Once-flooded Duluth bank branch revampedRepublic Bank President and CEO David Gaddie hopes the Woodland Avenue branch will reopen by mid-October.
By: Candace Renalls, Duluth News Tribune
Republic Bank officials found out the hard way that their Woodland Avenue branch was in a flood plain.
The 10-inch downpour on June 19-20 backed up sewers and overflowed the nearby creek. It turned the intersection of Woodland and St. Marie Street, where the branch is located, into a mini-lake.
The branch building’s basement flooded right up to the main floor. The furnace, air conditioning and electrical systems were ruined. The flooding damaged the underground drive-through tubes and buckled the concrete surface above it.
Although the exterior of the building at 1619 Woodland Ave. was undamaged, the inside was uninhabitable and condemned by the city, said David Gaddie, the bank’s president and CEO.
“It had to be all cleaned and sanitized and everything removed,” Gaddie said. “We took it down to the subfloor and started from there. We took the basement down to the concrete walls and floors.”
During construction, the branch’s customers have been referred to the downtown, Miller Hill and Hermantown locations. The branch’s staff — three full time and several part time — are temporarily working at other Republic Bank locations.
Because officials didn’t know the branch was in a flood plain, it had no flood insurance, so the damage isn’t covered.
“A whole lot of people are in worse shape than Republic Bank,” Gaddie said. “Now it’s an inconvenience, but we’ll be back in business and effectively will have a brand-new building, and that’s OK.”
While other Duluth businesses damaged by the June flooding are back up and running, the Woodland branch is still a construction zone nearly three months after the flooding.
Because it’s in a flood plain, the project has had to meet extra requirements and faced added challenges.
“You just can’t start rebuilding,” Gaddie explained. “With the main floor 2 feet below the flood plain, either you make it flood-proof or you can’t use it.”
The basement, where all the heating, cooling and electrical systems were located, had to be permanently sealed off from use. So the systems — which all needed to be replaced — had to be moved to the 2,316-square-foot first floor.
“That’s why we took everything down to the exterior walls, so we could change the floor plan for the main floor to make all these things work,” Gaddie said. “We’re doing everything with the same space.”
He hasn’t added up the costs yet, but Gaddie estimates it will be about $300,000, with just some cleanup costs reimbursed by their insurer.
“We’ll get no money from the government,” he said. “I don’t think it’s going to be available to us, and we’re not seeking it. Everything is grants or loans. We don’t need to borrow money to fix our own building. That doesn’t make sense.”
Indeed, no disaster assistance is available for Duluth-area businesses from the Federal Emergency Management Agency.
Some loans, however, are available. The U.S. Small Business Administration offers low-interest disaster recovery loans to businesses for uninsured losses. And the recently passed state flood- relief package provides low-interest loans to businesses of any size that agree to stay in a community for five years, said Blake Chaffee of the Department of Employment and Economic Development.

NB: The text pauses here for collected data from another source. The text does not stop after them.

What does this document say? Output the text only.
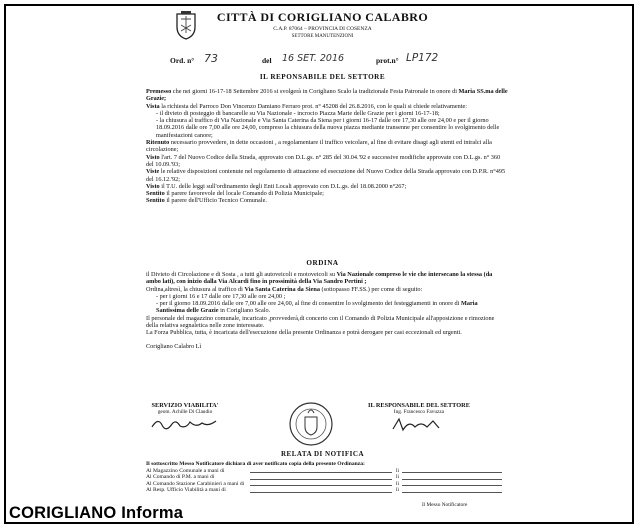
CITTÀ DI CORIGLIANO CALABRO
C.A.P. 87064 – PROVINCIA DI COSENZA
SETTORE MANUTENZIONI
Ord. n° 73	del 16 SET. 2016	prot.n° LP172
IL REPONSABILE DEL SETTORE

Premesso che nei giorni 16-17-18 Settembre 2016 si svolgerà in Corigliano Scalo la tradizionale Festa Patronale in onore di Maria SS.ma delle Grazie;

Vista la richiesta del Parroco Don Vincenzo Damiano Ferraro prot. n° 45208 del 26.8.2016, con le quali si chiede relativamente:

- il divieto di posteggio di bancarelle su Via Nazionale - incrocio Piazza Marie delle Grazie per i giorni 16-17-18;

- la chiusura al traffico di Via Nazionale e Via Santa Caterina da Siena per i giorni 16-17 dalle ore 17,30 alle ore 24,00 e per il giorno 18.09.2016 dalle ore 7,00 alle ore 24,00, compreso la chiusura della nuova piazza mediante transenne per consentire lo svolgimento delle manifestazioni canore;

Ritenuto necessario provvedere, in dette occasioni , a regolamentare il traffico veicolare, al fine di evitare disagi agli utenti ed intralci alla circolazione;

Visto l'art. 7 del Nuovo Codice della Strada, approvato con D.L.gs. n° 285 del 30.04.'92 e successive modifiche approvate con D.L.gs. n° 360 del 10.09.'93;

Viste le relative disposizioni contenute nel regolamento di attuazione ed esecuzione del Nuovo Codice della Strada approvato con D.P.R. n°495 del 16.12.'92;

Visto il T.U. delle leggi sull'ordinamento degli Enti Locali approvato con D.L.gs. del 18.08.2000 n°267;

Sentito il parere favorevole del locale Comando di Polizia Municipale;

Sentito il parere dell'Ufficio Tecnico Comunale.

ORDINA

il Divieto di Circolazione e di Sosta , a tutti gli autoveicoli e motoveicoli su Via Nazionale compreso le vie che intersecano la stessa (da ambo lati), con inizio dalla Via Alcardi fino in prossimità della Via Sandro Pertini ;

Ordina,altresì, la chiusura al traffico di Via Santa Caterina da Siena (sottopasso FF.SS.) per come di seguito:

- per i giorni 16 e 17 dalle ore 17,30 alle ore 24,00 ;

- per il giorno 18.09.2016 dalle ore 7,00 alle ore 24,00, al fine di consentire lo svolgimento dei festeggiamenti in onore di Maria Santissima delle Grazie in Corigliano Scalo.

Il personale del magazzino comunale, incaricato ,provvederà,di concerto con il Comando di Polizia Municipale all'apposizione e rimozione della relativa segnaletica nelle zone interessate.

La Forza Pubblica, tutta, è incaricata dell'esecuzione della presente Ordinanza e potrà derogare per casi eccezionali ed urgenti.

Corigliano Calabro Lì

SERVIZIO VIABILITA'
geom. Achille Di Claudio
IL RESPONSABILE DEL SETTORE
Ing. Francesco Favuzza
RELATA DI NOTIFICA
Il sottoscritto Messo Notificatore dichiara di aver notificato copia della presente Ordinanza:
Al Magazzino Comunale a mani di	lì
Al Comando di P.M. a mani di	lì
Al Comando Stazione Carabinieri a mani di	lì
Al Resp. Ufficio Viabilità a mani di	lì
Il Messo Notificatore
CORIGLIANO Informa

“The funds only fund property damage or loss,” Chaffee said. “They are 10-year loans with the first year deferred and 50 percent forgivable if the business stays in the community 10 years.”
The only grants Drew Digby, also of DEED, is aware of are grants up to $5,000 offered by the Northland Foundation for businesses that suffered uninsured flood damage. The grants are strictly for flood damage to property and assets, not loss of business, he said.

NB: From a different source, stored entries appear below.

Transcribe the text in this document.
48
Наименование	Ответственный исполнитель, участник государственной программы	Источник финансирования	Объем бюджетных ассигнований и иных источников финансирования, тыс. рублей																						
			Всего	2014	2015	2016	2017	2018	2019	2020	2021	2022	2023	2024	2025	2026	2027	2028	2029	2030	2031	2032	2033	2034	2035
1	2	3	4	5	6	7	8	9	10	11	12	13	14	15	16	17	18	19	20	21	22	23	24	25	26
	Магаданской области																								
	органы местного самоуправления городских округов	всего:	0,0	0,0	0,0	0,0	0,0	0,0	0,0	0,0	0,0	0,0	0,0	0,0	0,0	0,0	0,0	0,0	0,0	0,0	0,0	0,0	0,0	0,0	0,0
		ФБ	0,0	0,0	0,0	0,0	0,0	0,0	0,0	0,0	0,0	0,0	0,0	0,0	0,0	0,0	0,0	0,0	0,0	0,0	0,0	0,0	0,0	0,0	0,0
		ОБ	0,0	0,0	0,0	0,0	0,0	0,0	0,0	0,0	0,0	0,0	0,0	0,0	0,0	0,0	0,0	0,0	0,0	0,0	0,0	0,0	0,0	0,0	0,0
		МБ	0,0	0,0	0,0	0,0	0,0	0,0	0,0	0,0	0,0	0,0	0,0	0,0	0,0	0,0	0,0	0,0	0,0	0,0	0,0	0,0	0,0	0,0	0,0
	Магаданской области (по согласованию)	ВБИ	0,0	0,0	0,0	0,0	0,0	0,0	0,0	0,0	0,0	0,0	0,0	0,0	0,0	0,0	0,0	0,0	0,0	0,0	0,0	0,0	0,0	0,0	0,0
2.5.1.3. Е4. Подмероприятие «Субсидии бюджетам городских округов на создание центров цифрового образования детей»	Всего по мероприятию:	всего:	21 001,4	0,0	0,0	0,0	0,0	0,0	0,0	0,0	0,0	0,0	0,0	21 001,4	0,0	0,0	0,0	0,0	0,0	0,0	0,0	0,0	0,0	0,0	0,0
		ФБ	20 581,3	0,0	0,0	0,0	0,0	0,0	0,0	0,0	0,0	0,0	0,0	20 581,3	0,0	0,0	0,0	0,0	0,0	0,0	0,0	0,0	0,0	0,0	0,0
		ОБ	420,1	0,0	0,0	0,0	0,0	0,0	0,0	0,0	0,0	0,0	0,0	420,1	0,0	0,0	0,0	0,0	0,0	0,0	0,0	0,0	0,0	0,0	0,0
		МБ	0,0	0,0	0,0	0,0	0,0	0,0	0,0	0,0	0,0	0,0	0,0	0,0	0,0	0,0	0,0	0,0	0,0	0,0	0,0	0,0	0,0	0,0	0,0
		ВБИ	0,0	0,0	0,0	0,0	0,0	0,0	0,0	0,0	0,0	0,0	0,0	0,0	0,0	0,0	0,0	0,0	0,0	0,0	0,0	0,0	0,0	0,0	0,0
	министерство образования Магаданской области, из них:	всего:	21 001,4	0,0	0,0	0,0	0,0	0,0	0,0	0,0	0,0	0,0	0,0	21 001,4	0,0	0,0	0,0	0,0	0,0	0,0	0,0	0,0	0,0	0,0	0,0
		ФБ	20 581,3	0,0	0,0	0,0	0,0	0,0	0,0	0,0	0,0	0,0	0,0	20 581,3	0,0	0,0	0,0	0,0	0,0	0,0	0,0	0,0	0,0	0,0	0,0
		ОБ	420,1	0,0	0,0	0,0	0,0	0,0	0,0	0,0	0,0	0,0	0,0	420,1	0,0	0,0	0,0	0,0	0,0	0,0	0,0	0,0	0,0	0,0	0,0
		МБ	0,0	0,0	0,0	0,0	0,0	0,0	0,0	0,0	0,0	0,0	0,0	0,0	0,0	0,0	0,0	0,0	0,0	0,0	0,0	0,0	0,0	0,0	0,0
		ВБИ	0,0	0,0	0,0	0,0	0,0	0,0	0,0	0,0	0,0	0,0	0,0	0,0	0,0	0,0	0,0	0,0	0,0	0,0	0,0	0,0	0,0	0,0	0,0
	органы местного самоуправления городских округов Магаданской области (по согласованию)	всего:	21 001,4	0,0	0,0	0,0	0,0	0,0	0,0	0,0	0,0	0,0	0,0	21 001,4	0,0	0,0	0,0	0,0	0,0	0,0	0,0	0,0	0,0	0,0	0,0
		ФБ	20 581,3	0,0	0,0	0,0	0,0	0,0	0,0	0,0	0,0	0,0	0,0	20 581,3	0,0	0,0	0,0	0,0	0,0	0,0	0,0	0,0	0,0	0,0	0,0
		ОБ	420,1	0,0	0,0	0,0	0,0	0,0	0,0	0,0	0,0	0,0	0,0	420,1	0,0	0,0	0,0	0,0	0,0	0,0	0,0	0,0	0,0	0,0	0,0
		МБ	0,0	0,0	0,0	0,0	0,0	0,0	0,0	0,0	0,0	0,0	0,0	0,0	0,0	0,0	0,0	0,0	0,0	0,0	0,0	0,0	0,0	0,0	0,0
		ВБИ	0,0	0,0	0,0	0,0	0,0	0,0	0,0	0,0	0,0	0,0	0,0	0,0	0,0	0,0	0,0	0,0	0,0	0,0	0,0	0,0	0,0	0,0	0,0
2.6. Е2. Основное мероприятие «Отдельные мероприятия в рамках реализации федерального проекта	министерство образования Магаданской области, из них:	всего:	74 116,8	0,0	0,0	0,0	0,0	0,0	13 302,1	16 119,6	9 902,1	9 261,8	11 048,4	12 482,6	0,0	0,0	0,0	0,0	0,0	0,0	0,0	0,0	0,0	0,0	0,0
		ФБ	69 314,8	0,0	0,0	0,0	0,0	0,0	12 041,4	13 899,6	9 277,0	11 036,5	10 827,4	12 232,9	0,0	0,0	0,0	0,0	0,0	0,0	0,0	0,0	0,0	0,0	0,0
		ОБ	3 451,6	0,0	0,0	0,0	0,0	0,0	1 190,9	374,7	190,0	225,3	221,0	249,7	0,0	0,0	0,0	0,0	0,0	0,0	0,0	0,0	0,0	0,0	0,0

“All the disaster aid is designed around the idea of helping people help themselves,” Digby said. “And the loans are built around helping people do that.”
As for Duluth businesses affected by the floods, Gaddie said Republic’s Mount Royal-area branch is different.
“We probably have the single largest commercial loss of anybody because of the quirkiness of what happened,” he said.
He said the force of the floodwater knocked out a basement window, allowing water to pour in the building. And large trash containers at a nearby business were knocked into the nearby creek and swept through a tunnel under Woodland Avenue and got caught among trees and an access bridge on the other side, possibly contributing to the water backup that flooded the intersection.
“We would have had damage, anyway,” Gaddie said. “Would it have been as severe? I think not.”
Meanwhile, across the street, Domino’s Pizza had little to contend with in comparison.
“We got some water in the store, but not like the bank,” store manager Dave Gilbert said. “We closed that day. We just cleaned it up, then opened that night. We were lucky.”
Domino’s doesn’t have a basement.
“If we had a basement, it would have gone under,” Gilbert said.
Gaddie expects the work at the Woodland branch, led by Johnson-Wilson Constructors, to take another month. He hopes to reopen in mid-October.
The result, he said, will be a nice, updated facility with new walls, carpeting, lighting, furniture, teller stations and cash machines as well as new furnace, air-conditioning and electrical systems. While they were at it, they also installed a new roof because it had deteriorated.
“All that’s staying is the vault,” he said.
An ATM machine is back up and operating, using a temporary power system. And the bank’s flashing time and temperature sign that has been dark since the flood will be back in operation by the time the branch reopens, Gaddie promised.